In another 20-week randomised open labelled study involving obese people without PCOS [66], comparing liraglutide (GLP1 analogue) to orlistat, it was shown that liraglutide treatment is well tolerated and induced significant dose-related weight loss (mean weight loss 4.8–7.2 kg) compared to placebo or orlistat. All the patients were obese and had a 500 kcal per day energy deficit diet and increased their physical activity throughout the study.

In a head-to-head comparison study in people with type 2 diabetes, 1·8 mg liraglutide daily and 10 μg exenatide twice daily produced similar weight loss (3·2 kg with liraglutide versus 2·9 kg with exenatide) [67]. However, liraglutide achieved better glycaemic control and was better tolerated than exenatide [67].

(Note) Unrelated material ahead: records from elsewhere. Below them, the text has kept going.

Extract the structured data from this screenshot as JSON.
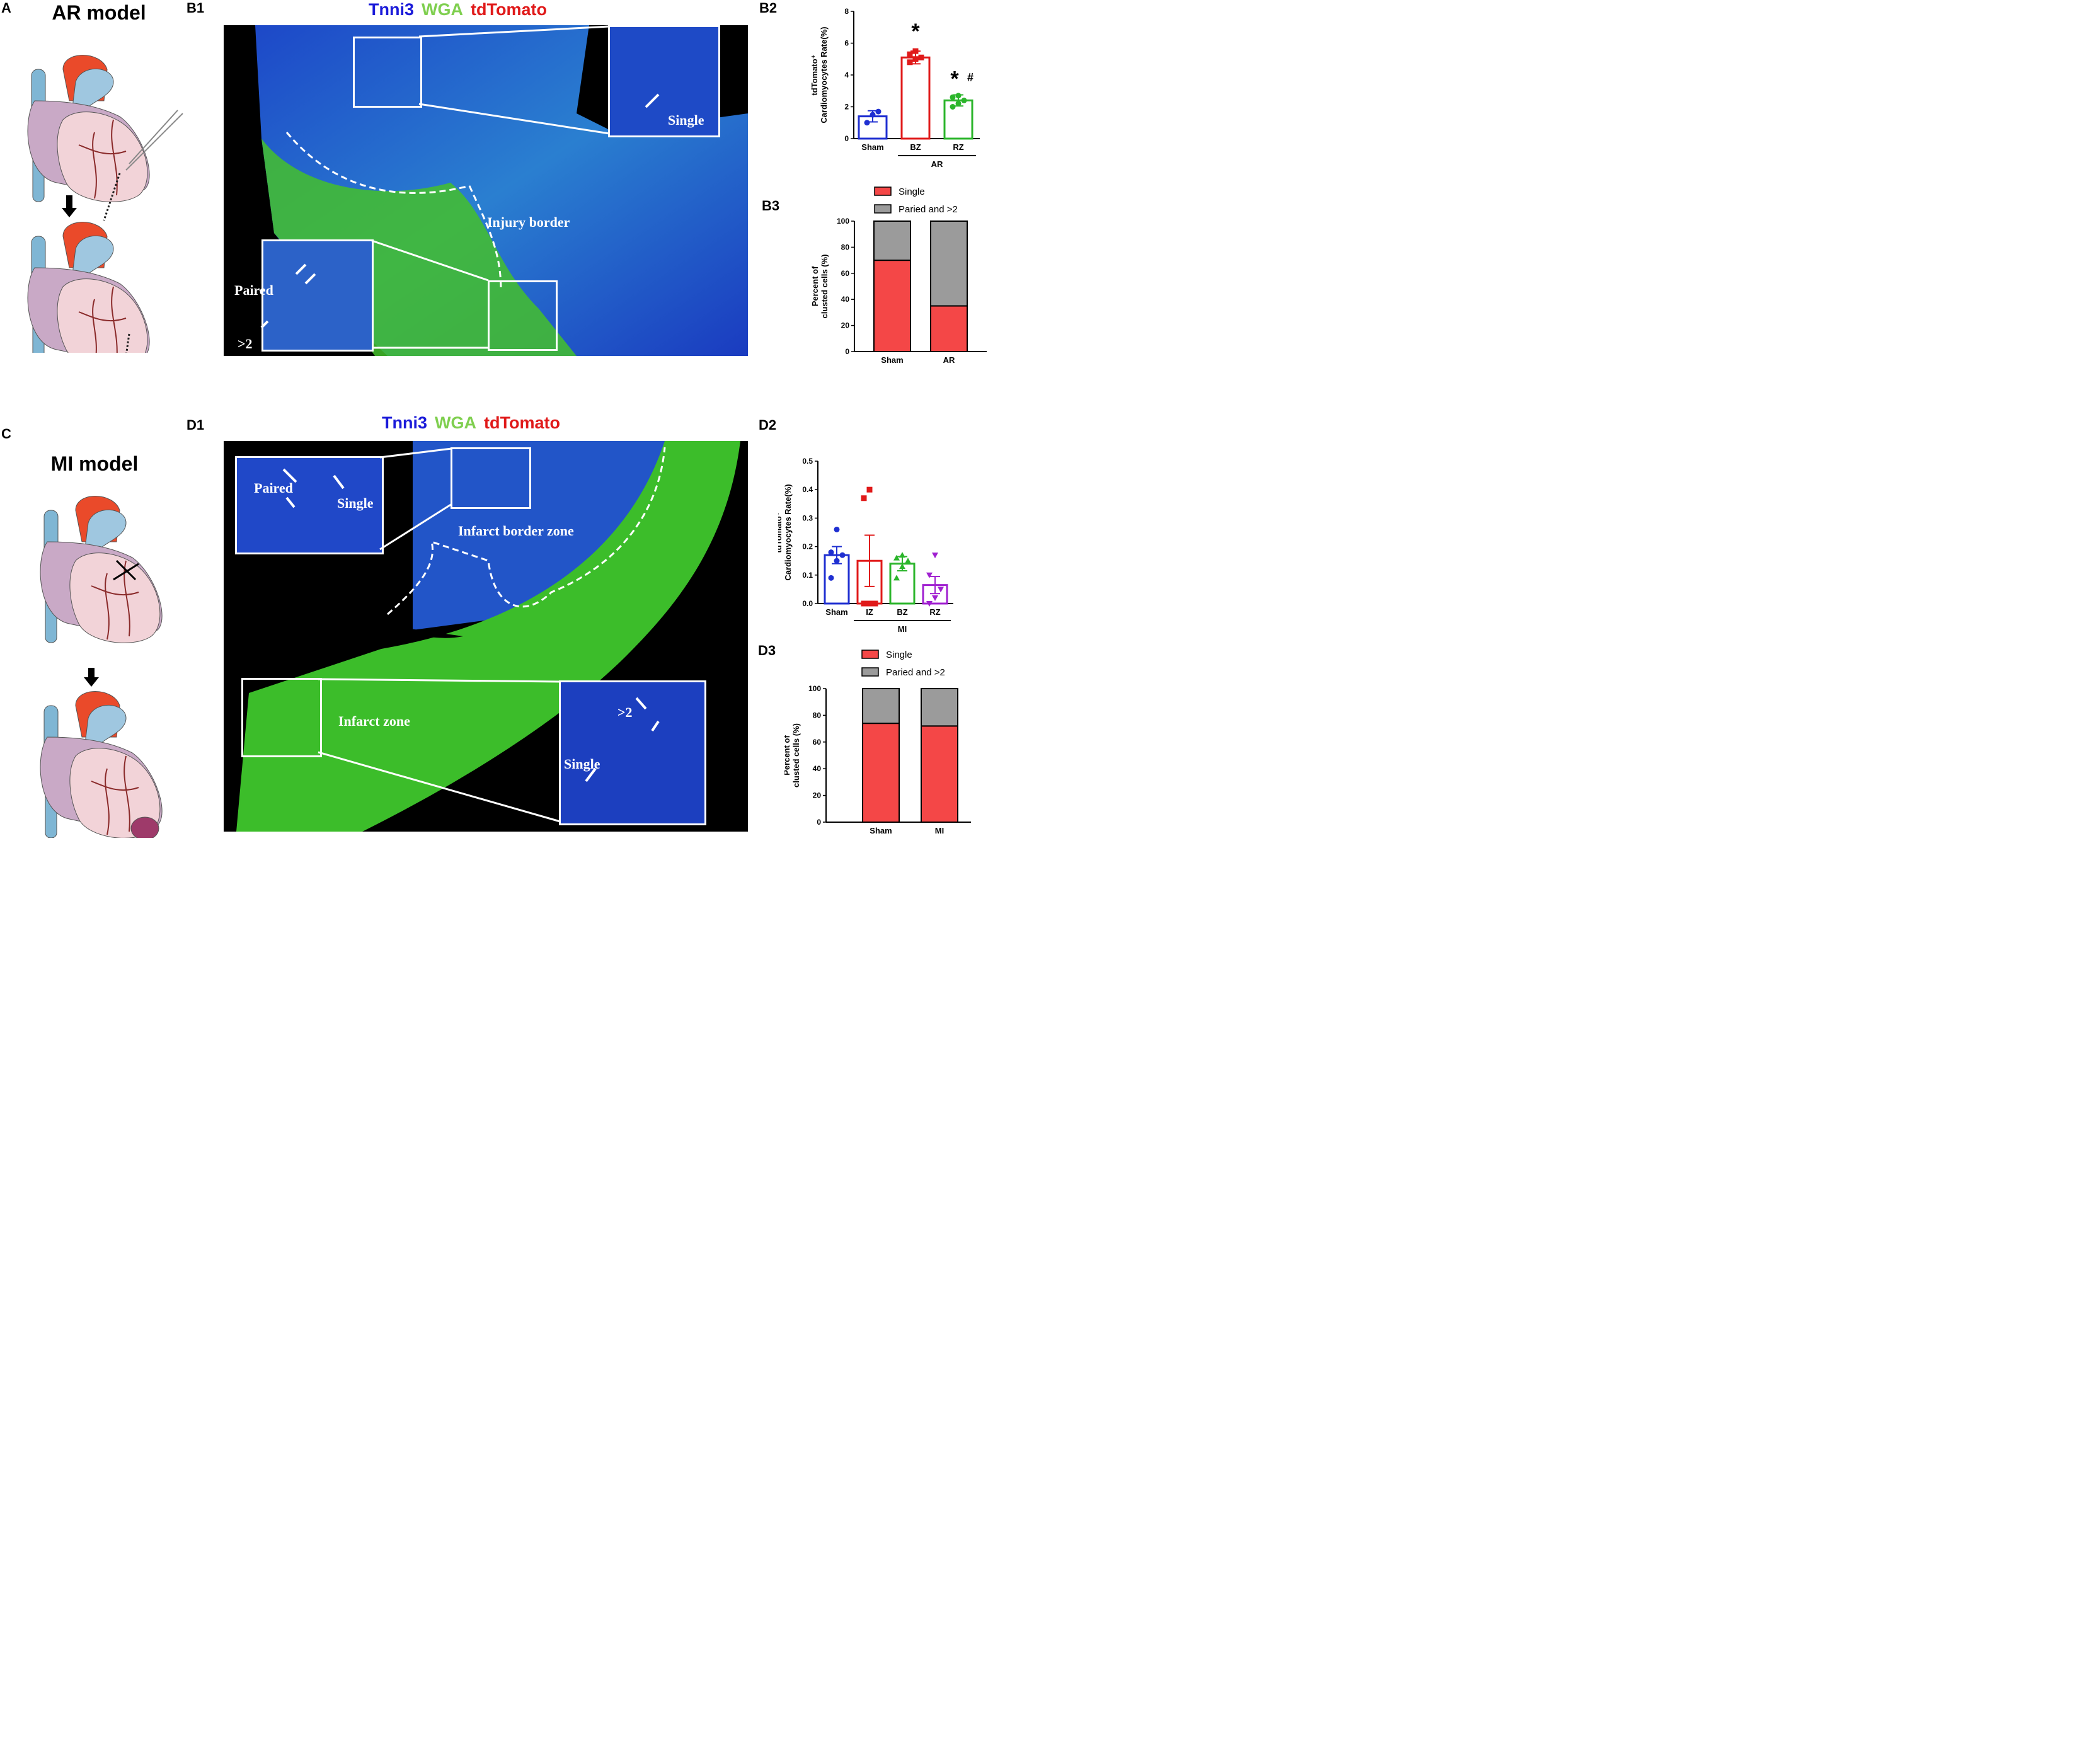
{
  "labels": {
    "A": "A",
    "B1": "B1",
    "B2": "B2",
    "B3": "B3",
    "C": "C",
    "D1": "D1",
    "D2": "D2",
    "D3": "D3"
  },
  "models": {
    "ar": "AR model",
    "mi": "MI model"
  },
  "stains": {
    "tnni3": "Tnni3",
    "wga": "WGA",
    "tdtomato": "tdTomato"
  },
  "colors": {
    "tnni3": "#1a1ad9",
    "wga": "#7fcf4f",
    "tdtomato": "#e01a1a",
    "single": "#f44747",
    "paired": "#9b9b9b",
    "sham": "#1f2fd1",
    "bz": "#e01a1a",
    "rz": "#2bb52b",
    "iz": "#e01a1a",
    "mi_bz": "#2bb52b",
    "mi_rz": "#a020d0"
  },
  "b1": {
    "single": "Single",
    "injury_border": "Injury border",
    "paired": "Paired",
    "gt2": ">2"
  },
  "d1": {
    "paired": "Paired",
    "single": "Single",
    "border_zone": "Infarct border zone",
    "infarct_zone": "Infarct zone",
    "gt2": ">2",
    "single2": "Single"
  },
  "chart_data": [
    {
      "id": "B2",
      "type": "bar",
      "ylabel_line1": "tdTomato⁺",
      "ylabel_line2": "Cardiomyocytes Rate(%)",
      "categories": [
        "Sham",
        "BZ",
        "RZ"
      ],
      "values": [
        1.4,
        5.1,
        2.4
      ],
      "errors": [
        0.35,
        0.4,
        0.35
      ],
      "points": [
        [
          1.0,
          1.5,
          1.7
        ],
        [
          4.8,
          5.0,
          5.1,
          5.3,
          5.5
        ],
        [
          2.0,
          2.2,
          2.4,
          2.6,
          2.7
        ]
      ],
      "ylim": [
        0,
        8
      ],
      "yticks": [
        "0",
        "2",
        "4",
        "6",
        "8"
      ],
      "group_label": "AR",
      "annotations": [
        "*",
        "*",
        "#"
      ]
    },
    {
      "id": "B3",
      "type": "bar",
      "stacked": true,
      "ylabel_line1": "Percent of",
      "ylabel_line2": "clusted cells (%)",
      "categories": [
        "Sham",
        "AR"
      ],
      "series": [
        {
          "name": "Single",
          "values": [
            70,
            35
          ]
        },
        {
          "name": "Paried and >2",
          "values": [
            30,
            65
          ]
        }
      ],
      "ylim": [
        0,
        100
      ],
      "yticks": [
        "0",
        "20",
        "40",
        "60",
        "80",
        "100"
      ]
    },
    {
      "id": "D2",
      "type": "bar",
      "ylabel_line1": "tdTomato⁺",
      "ylabel_line2": "Cardiomyocytes Rate(%)",
      "categories": [
        "Sham",
        "IZ",
        "BZ",
        "RZ"
      ],
      "values": [
        0.17,
        0.15,
        0.14,
        0.065
      ],
      "errors": [
        0.03,
        0.09,
        0.025,
        0.03
      ],
      "points": [
        [
          0.09,
          0.15,
          0.17,
          0.18,
          0.26
        ],
        [
          0.0,
          0.0,
          0.0,
          0.37,
          0.4
        ],
        [
          0.09,
          0.13,
          0.15,
          0.16,
          0.17
        ],
        [
          0.0,
          0.02,
          0.05,
          0.1,
          0.17
        ]
      ],
      "ylim": [
        0,
        0.5
      ],
      "yticks": [
        "0.0",
        "0.1",
        "0.2",
        "0.3",
        "0.4",
        "0.5"
      ],
      "group_label": "MI"
    },
    {
      "id": "D3",
      "type": "bar",
      "stacked": true,
      "ylabel_line1": "Percent of",
      "ylabel_line2": "clusted cells (%)",
      "categories": [
        "Sham",
        "MI"
      ],
      "series": [
        {
          "name": "Single",
          "values": [
            74,
            72
          ]
        },
        {
          "name": "Paried and >2",
          "values": [
            26,
            28
          ]
        }
      ],
      "ylim": [
        0,
        100
      ],
      "yticks": [
        "0",
        "20",
        "40",
        "60",
        "80",
        "100"
      ]
    }
  ]
}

Most commonly reported side effects are nausea and vomiting, but the main safety concern remains a possible increased risk of pancreatitis attributable to drugs that act through the GLP-1 pathway [68]. One of the disadvantages of using GLP-1R agonists is that they require injection. Although, not yet licensed for obesity management, GLP-1R agonists offer a potential obesity treatment for women with PCOS.

4.2.4. Bariatric Surgery

In subjects with morbid obesity, bariatric surgery may be considered as an effective therapy. Few studies have shown bariatric surgery to be associated with significant improvement in weight, hirsutism, insulin resistance, and fertility in women with PCOS [69, 70].

5. Conclusions

PCOS is a common disorder of uncertain aetiology. It is associated with increased cardiovascular morbidity. Obesity plays an important part in the pathogenesis of PCOS. Many PCOS women are obese, and weight reduction is an essential part in their management.

In the management of obese women with PCOS, lifestyle modification is the first step although low long-term compliance rate may reduce benefit. Orlistat, with dietary changes, is beneficial despite its common gastrointestinal side effects. Metformin, at higher doses, may promote weight loss. Although not currently licensed, newer pharmacotherapeutic agents like incretin mimetics hold promise in managing obese women with PCOS.

Two of the following three criteria must be fulfilled:
(i) A clinical diagnosis of oligomenorrhoea or amenorrhoea
(ii) Clinical or biochemical evidence of hyperandrogenism
(iii) Polycystic ovaries on ultrasound examination (either 12 or more follicles measuring 2–9  mm
in diameter, or an ovarian volume of >10 cm3)
Late onset congenital adrenal hyperplasia, androgen secreting tumours, and Cushing’s
syndrome must be excluded in women with raised androgens; thyroid disorders and raised
prolactin should be excluded in women with menstrual disturbances.